Pejabat intelijen di Korea Selatan mengklaim catatan ditemukan pada tentara Korea Utara yang tewas, yang menunjukkan bahwa rezim Korea Utara mengharapkan mereka untuk bunuh diri daripada ditangkap sebagai tahanan perang.
Kedatangan pasukan Korea Utara menimbulkan kekhawatiran bahwa perang ini bisa berbalik lebih berbahaya bagi Ukraina, di tengah klaim pejabat militer di Korea Selatan yang mengatakan bahwa rezim Korea Utara sedang mempersiapkan untuk mengirim lebih banyak pasukan.
Sebagai imbalan atas pengiriman personel, senjata, dan amunisi, Korea Utara berharap mendapatkan akses ke teknologi satelit Rusia yang canggih dan memperoleh mata uang asing untuk membiayai program nuklir dan rudal balistiknya.
Sangat Signifikan
Badan intelijen Korea Selatan menyebutkan bahwa tingginya jumlah korban menjadi salah satu faktor yang mendorong keputusan untuk menarik pasukan Korea Utara dari Kursk, tempat pasukan Ukraina melancarkan ofensif mendadak pada Agustus 2024.
Seth Jones dari Center for Strategic and International Studies di Washington memperkirakan minggu ini bahwa sebanyak setengah dari pasukan Korea Utara yang dikirim ke Ukraina tewas atau terluka.
"Tingkat korban sangat signifikan," kata Jones dalam sebuah podcast, menurut kantor berita Yonhap. "Menurut sebagian besar laporan yang kami terima, kami dapat melihat bahwa sekitar sepertiga dan mungkin di kisaran tertinggi, mungkin 50 persen korban di antara pasukan Korea Utara."
"Sekali lagi, (ini) sulit untuk dipastikan karena ada sekitar 1.000 yang tewas. Itu adalah jumlah korban yang cukup mencengangkan untuk pasukan yang jumlahnya antara 11.000 hingga 12.000."

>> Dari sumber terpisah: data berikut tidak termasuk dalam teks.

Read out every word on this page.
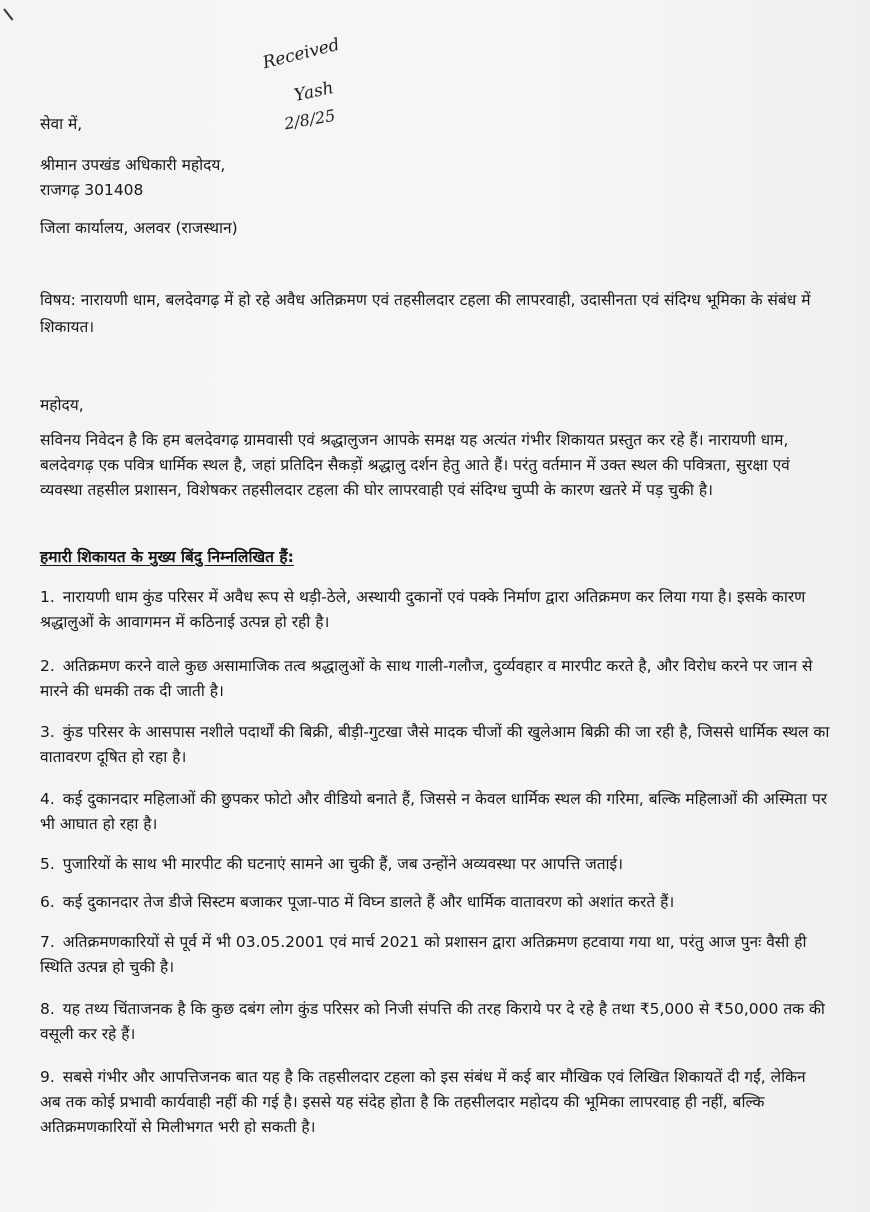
Received
Yash
2/8/25
सेवा में,
श्रीमान उपखंड अधिकारी महोदय,
राजगढ़ 301408
जिला कार्यालय, अलवर (राजस्थान)
विषय: नारायणी धाम, बलदेवगढ़ में हो रहे अवैध अतिक्रमण एवं तहसीलदार टहला की लापरवाही, उदासीनता एवं संदिग्ध भूमिका के संबंध में शिकायत।
महोदय,
सविनय निवेदन है कि हम बलदेवगढ़ ग्रामवासी एवं श्रद्धालुजन आपके समक्ष यह अत्यंत गंभीर शिकायत प्रस्तुत कर रहे हैं। नारायणी धाम, बलदेवगढ़ एक पवित्र धार्मिक स्थल है, जहां प्रतिदिन सैकड़ों श्रद्धालु दर्शन हेतु आते हैं। परंतु वर्तमान में उक्त स्थल की पवित्रता, सुरक्षा एवं व्यवस्था तहसील प्रशासन, विशेषकर तहसीलदार टहला की घोर लापरवाही एवं संदिग्ध चुप्पी के कारण खतरे में पड़ चुकी है।
हमारी शिकायत के मुख्य बिंदु निम्नलिखित हैं:
1. नारायणी धाम कुंड परिसर में अवैध रूप से थड़ी-ठेले, अस्थायी दुकानों एवं पक्के निर्माण द्वारा अतिक्रमण कर लिया गया है। इसके कारण श्रद्धालुओं के आवागमन में कठिनाई उत्पन्न हो रही है।
2. अतिक्रमण करने वाले कुछ असामाजिक तत्व श्रद्धालुओं के साथ गाली-गलौज, दुर्व्यवहार व मारपीट करते है, और विरोध करने पर जान से मारने की धमकी तक दी जाती है।
3. कुंड परिसर के आसपास नशीले पदार्थों की बिक्री, बीड़ी-गुटखा जैसे मादक चीजों की खुलेआम बिक्री की जा रही है, जिससे धार्मिक स्थल का वातावरण दूषित हो रहा है।
4. कई दुकानदार महिलाओं की छुपकर फोटो और वीडियो बनाते हैं, जिससे न केवल धार्मिक स्थल की गरिमा, बल्कि महिलाओं की अस्मिता पर भी आघात हो रहा है।
5. पुजारियों के साथ भी मारपीट की घटनाएं सामने आ चुकी हैं, जब उन्होंने अव्यवस्था पर आपत्ति जताई।
6. कई दुकानदार तेज डीजे सिस्टम बजाकर पूजा-पाठ में विघ्न डालते हैं और धार्मिक वातावरण को अशांत करते हैं।
7. अतिक्रमणकारियों से पूर्व में भी 03.05.2001 एवं मार्च 2021 को प्रशासन द्वारा अतिक्रमण हटवाया गया था, परंतु आज पुनः वैसी ही स्थिति उत्पन्न हो चुकी है।
8. यह तथ्य चिंताजनक है कि कुछ दबंग लोग कुंड परिसर को निजी संपत्ति की तरह किराये पर दे रहे है तथा ₹5,000 से ₹50,000 तक की वसूली कर रहे हैं।
9. सबसे गंभीर और आपत्तिजनक बात यह है कि तहसीलदार टहला को इस संबंध में कई बार मौखिक एवं लिखित शिकायतें दी गईं, लेकिन अब तक कोई प्रभावी कार्यवाही नहीं की गई है। इससे यह संदेह होता है कि तहसीलदार महोदय की भूमिका लापरवाह ही नहीं, बल्कि अतिक्रमणकारियों से मिलीभगत भरी हो सकती है।
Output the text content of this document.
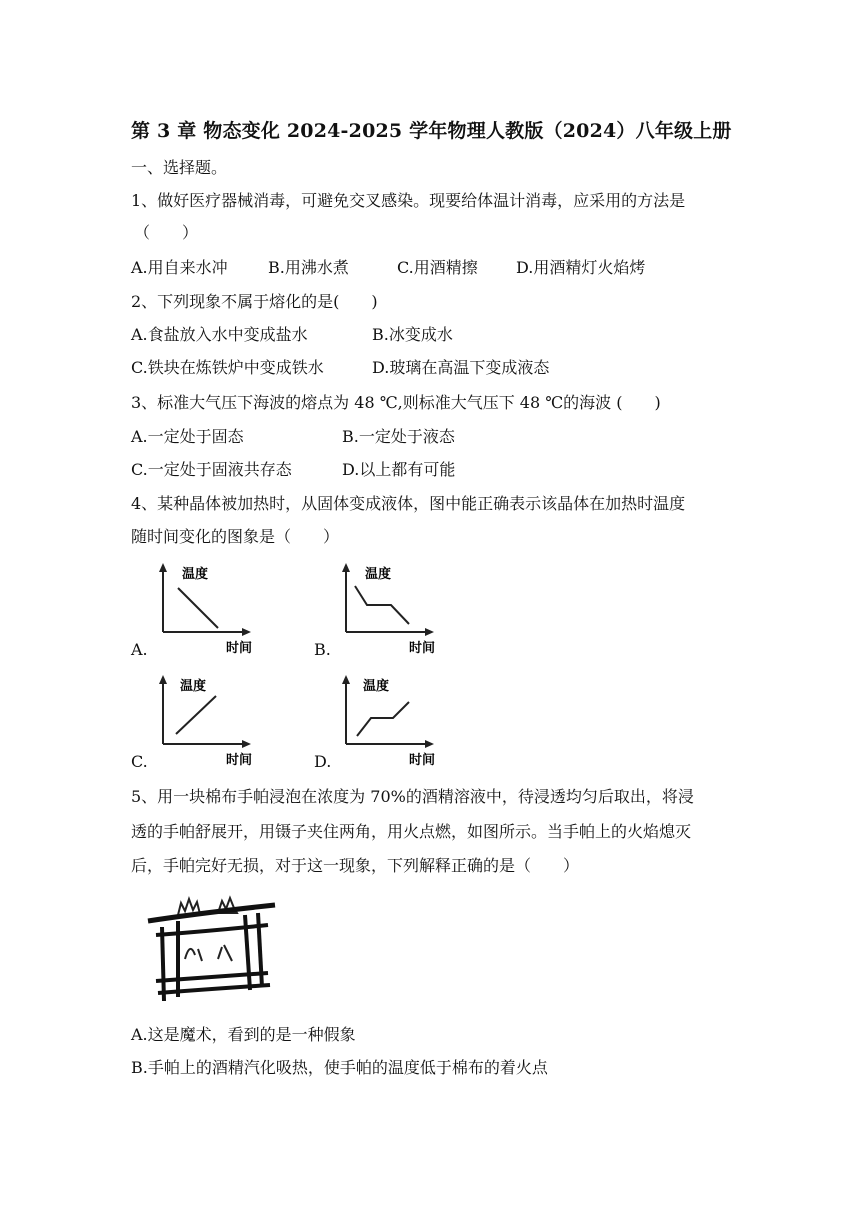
第 3 章 物态变化 2024-2025 学年物理人教版（2024）八年级上册
一、选择题。
1、做好医疗器械消毒，可避免交叉感染。现要给体温计消毒，应采用的方法是
（　　）
A.用自来水冲	B.用沸水煮	C.用酒精擦 D.用酒精灯火焰烤
2、下列现象不属于熔化的是(　　)
A.食盐放入水中变成盐水	B.冰变成水
C.铁块在炼铁炉中变成铁水	D.玻璃在高温下变成液态
3、标准大气压下海波的熔点为 48 ℃,则标准大气压下 48 ℃的海波 (　　)
A.一定处于固态	B.一定处于液态
C.一定处于固液共存态	D.以上都有可能
4、某种晶体被加热时，从固体变成液体，图中能正确表示该晶体在加热时温度
随时间变化的图象是（　　）
A.
温度
时间	B.
温度
时间
C.
温度
时间	D.
温度
时间
5、用一块棉布手帕浸泡在浓度为 70%的酒精溶液中，待浸透均匀后取出，将浸
透的手帕舒展开，用镊子夹住两角，用火点燃，如图所示。当手帕上的火焰熄灭
后，手帕完好无损，对于这一现象，下列解释正确的是（　　）
A.这是魔术，看到的是一种假象
B.手帕上的酒精汽化吸热，使手帕的温度低于棉布的着火点
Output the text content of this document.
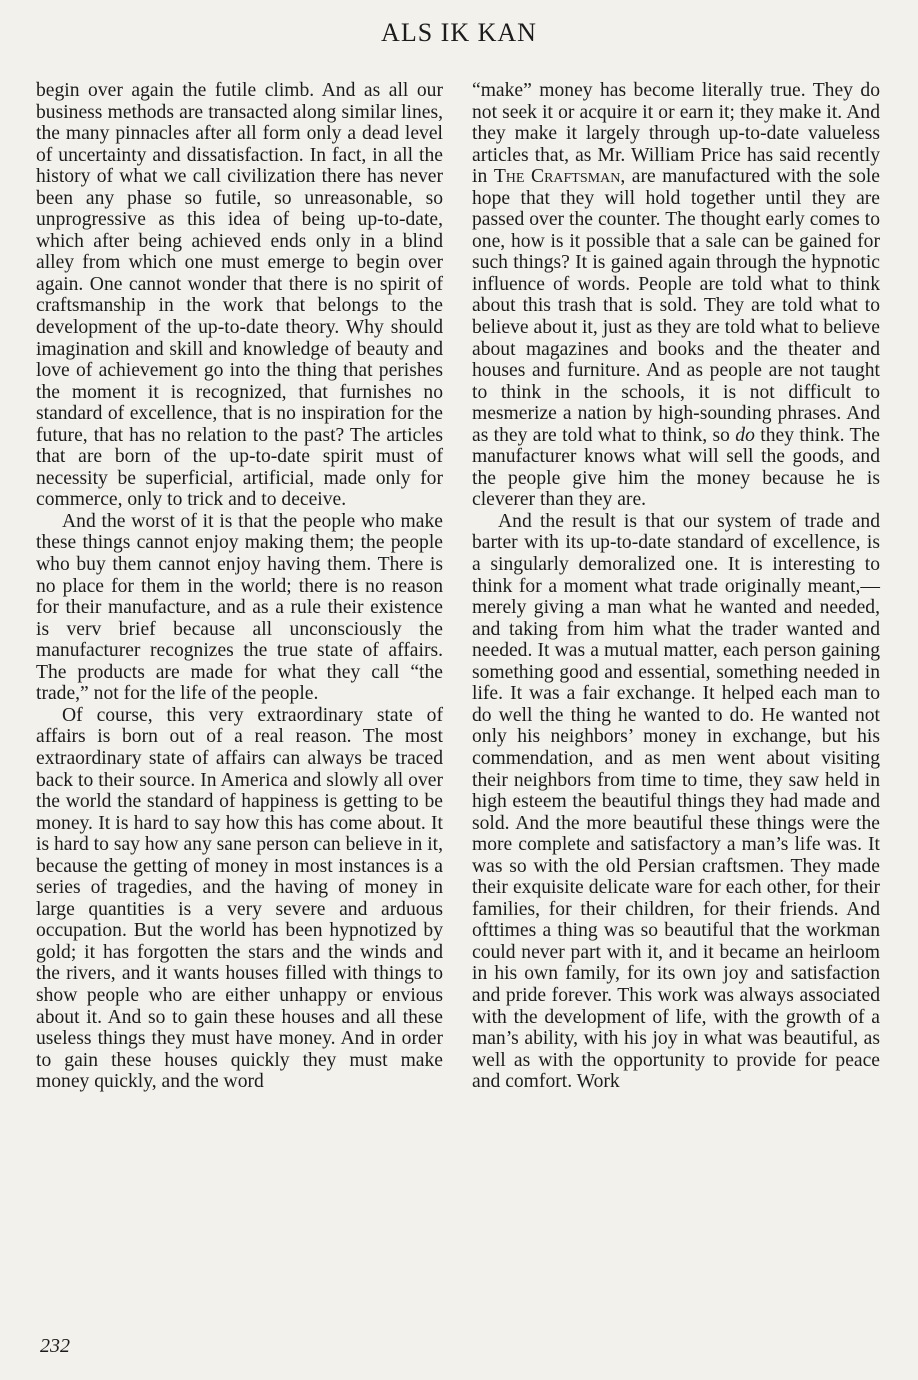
ALS IK KAN

begin over again the futile climb. And as all our business methods are transacted along similar lines, the many pinnacles after all form only a dead level of uncertainty and dissatisfaction. In fact, in all the history of what we call civilization there has never been any phase so futile, so unreasonable, so unprogressive as this idea of being up-to-date, which after being achieved ends only in a blind alley from which one must emerge to begin over again. One cannot wonder that there is no spirit of craftsmanship in the work that belongs to the development of the up-to-date theory. Why should imagination and skill and knowledge of beauty and love of achievement go into the thing that perishes the moment it is recognized, that furnishes no standard of excellence, that is no inspiration for the future, that has no relation to the past? The articles that are born of the up-to-date spirit must of necessity be superficial, artificial, made only for commerce, only to trick and to deceive.

And the worst of it is that the people who make these things cannot enjoy making them; the people who buy them cannot enjoy having them. There is no place for them in the world; there is no reason for their manufacture, and as a rule their existence is verv brief because all unconsciously the manufacturer recognizes the true state of affairs. The products are made for what they call “the trade,” not for the life of the people.

Of course, this very extraordinary state of affairs is born out of a real reason. The most extraordinary state of affairs can always be traced back to their source. In America and slowly all over the world the standard of happiness is getting to be money. It is hard to say how this has come about. It is hard to say how any sane person can believe in it, because the getting of money in most instances is a series of tragedies, and the having of money in large quantities is a very severe and arduous occupation. But the world has been hypnotized by gold; it has forgotten the stars and the winds and the rivers, and it wants houses filled with things to show people who are either unhappy or envious about it. And so to gain these houses and all these useless things they must have money. And in order to gain these houses quickly they must make money quickly, and the word

“make” money has become literally true. They do not seek it or acquire it or earn it; they make it. And they make it largely through up-to-date valueless articles that, as Mr. William Price has said recently in The Craftsman, are manufactured with the sole hope that they will hold together until they are passed over the counter. The thought early comes to one, how is it possible that a sale can be gained for such things? It is gained again through the hypnotic influence of words. People are told what to think about this trash that is sold. They are told what to believe about it, just as they are told what to believe about magazines and books and the theater and houses and furniture. And as people are not taught to think in the schools, it is not difficult to mesmerize a nation by high-sounding phrases. And as they are told what to think, so do they think. The manufacturer knows what will sell the goods, and the people give him the money because he is cleverer than they are.

And the result is that our system of trade and barter with its up-to-date standard of excellence, is a singularly demoralized one. It is interesting to think for a moment what trade originally meant,—merely giving a man what he wanted and needed, and taking from him what the trader wanted and needed. It was a mutual matter, each person gaining something good and essential, something needed in life. It was a fair exchange. It helped each man to do well the thing he wanted to do. He wanted not only his neighbors’ money in exchange, but his commendation, and as men went about visiting their neighbors from time to time, they saw held in high esteem the beautiful things they had made and sold. And the more beautiful these things were the more complete and satisfactory a man’s life was. It was so with the old Persian craftsmen. They made their exquisite delicate ware for each other, for their families, for their children, for their friends. And ofttimes a thing was so beautiful that the workman could never part with it, and it became an heirloom in his own family, for its own joy and satisfaction and pride forever. This work was always associated with the development of life, with the growth of a man’s ability, with his joy in what was beautiful, as well as with the opportunity to provide for peace and comfort. Work

232
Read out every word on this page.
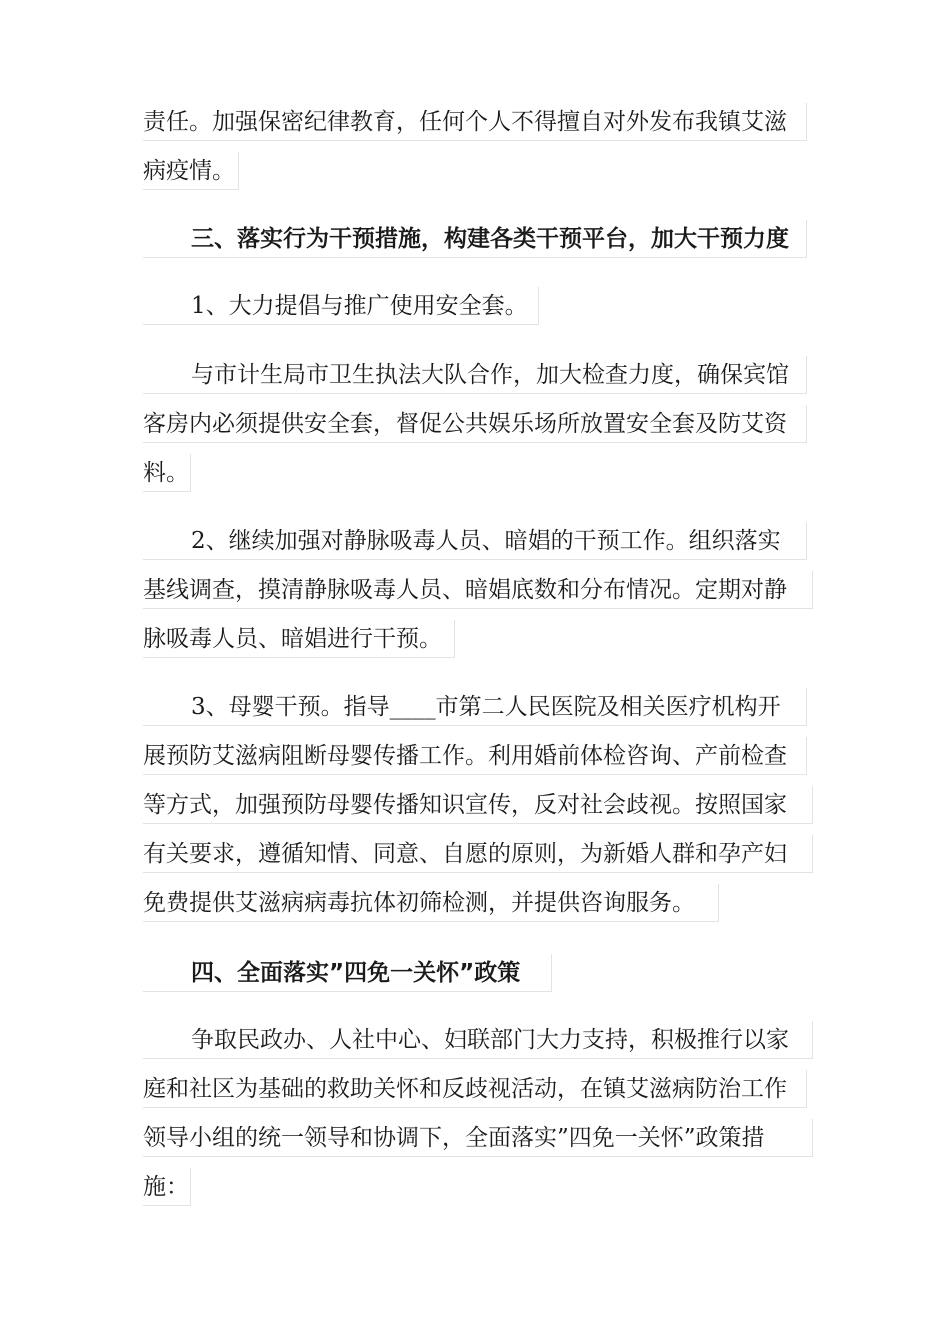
责任。加强保密纪律教育，任何个人不得擅自对外发布我镇艾滋
病疫情。
三、落实行为干预措施，构建各类干预平台，加大干预力度
1、大力提倡与推广使用安全套。
与市计生局市卫生执法大队合作，加大检查力度，确保宾馆
客房内必须提供安全套，督促公共娱乐场所放置安全套及防艾资
料。
2、继续加强对静脉吸毒人员、暗娼的干预工作。组织落实
基线调查，摸清静脉吸毒人员、暗娼底数和分布情况。定期对静
脉吸毒人员、暗娼进行干预。
3、母婴干预。指导____市第二人民医院及相关医疗机构开
展预防艾滋病阻断母婴传播工作。利用婚前体检咨询、产前检查
等方式，加强预防母婴传播知识宣传，反对社会歧视。按照国家
有关要求，遵循知情、同意、自愿的原则，为新婚人群和孕产妇
免费提供艾滋病病毒抗体初筛检测，并提供咨询服务。
四、全面落实”四免一关怀”政策
争取民政办、人社中心、妇联部门大力支持，积极推行以家
庭和社区为基础的救助关怀和反歧视活动，在镇艾滋病防治工作
领导小组的统一领导和协调下，全面落实”四免一关怀”政策措
施：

Korea Utara belum secara terbuka mengakui peranannya dalam perang ini, namun pada Oktober Putin tidak membantah bahwa pasukan Korea Utara telah tiba di Rusia. Wakil Menteri Luar Negeri Korea Utara Kim Jong Gyu mengatakan bahwa setiap pengiriman pasukan semacam ini sesuai dengan hukum internasional.